Exploiting heterogeneous delays for efficient computation in low-bit neural networks
Pengfei Sun, Jascha Achterberg, Zhe Su, Dan F. M. Goodman, Danyal Akarca
TL;DR
The paper investigates whether delay heterogeneity can be learned as a computational resource alongside synaptic weights in spiking neural networks. It demonstrates that delay heterogeneity enables state-of-the-art performance on temporally complex neuromorphic tasks and allows dramatic weight-precision reductions, achieving similar accuracy with orders of magnitude fewer weight bits. Through ablations and analyses, the authors show that the importance of delay lengths is task-dependent and that delays offset weight quantization, with time constants shaping the delay distribution. They present a compact architecture that optimizes delays and weights together to minimize memory while preserving high accuracy, suggesting temporal structure as a key principle for energy-efficient embodied AI and neuromorphic hardware.
Abstract
Neural networks rely on learning synaptic weights. However, this overlooks other neural parameters that can also be learned and may be utilized by the brain. One such parameter is the delay: the brain exhibits complex temporal dynamics with heterogeneous delays, where signals are transmitted asynchronously between neurons. It has been theorized that this delay heterogeneity, rather than a cost to be minimized, can be exploited in embodied contexts where task-relevant information naturally sits contextually in the time domain. We test this hypothesis by training spiking neural networks to modify not only their weights but also their delays at different levels of precision. We find that delay heterogeneity enables state-of-the-art performance on temporally complex neuromorphic problems and can be achieved even when weights are extremely imprecise (1.58-bit ternary precision: just positive, negative, or absent).

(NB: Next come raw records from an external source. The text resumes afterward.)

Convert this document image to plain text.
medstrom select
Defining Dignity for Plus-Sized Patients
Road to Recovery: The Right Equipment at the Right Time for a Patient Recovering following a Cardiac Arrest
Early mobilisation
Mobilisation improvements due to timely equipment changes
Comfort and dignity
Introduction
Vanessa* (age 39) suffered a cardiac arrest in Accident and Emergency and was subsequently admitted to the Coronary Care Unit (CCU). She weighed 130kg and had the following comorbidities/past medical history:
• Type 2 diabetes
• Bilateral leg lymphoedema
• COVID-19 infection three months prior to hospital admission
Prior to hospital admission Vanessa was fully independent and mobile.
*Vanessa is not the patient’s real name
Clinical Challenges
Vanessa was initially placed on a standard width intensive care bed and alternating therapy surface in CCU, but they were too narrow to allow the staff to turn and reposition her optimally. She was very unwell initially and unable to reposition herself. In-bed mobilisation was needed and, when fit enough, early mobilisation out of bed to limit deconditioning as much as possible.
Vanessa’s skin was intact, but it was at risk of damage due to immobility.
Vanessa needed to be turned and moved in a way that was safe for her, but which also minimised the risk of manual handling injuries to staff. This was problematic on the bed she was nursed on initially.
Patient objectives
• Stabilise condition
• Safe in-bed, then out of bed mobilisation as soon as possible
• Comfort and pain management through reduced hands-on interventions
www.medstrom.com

By enabling high performance with extremely low-precision weights, delay heterogeneity allows memory-efficient solutions that maintain state-of-the-art accuracy even when weights are compressed over an order of magnitude more aggressively than typically studied weight-only networks. We show how delays and time-constants adaptively trade-off, and reveal through ablation that task performance depends on task-appropriate delay distributions, with temporally-complex tasks requiring longer delays. Our results suggest temporal heterogeneity is an important principle for efficient computation, particularly when task-relevant information is temporal - as in the physical world - with implications for embodied intelligent systems and neuromorphic hardware.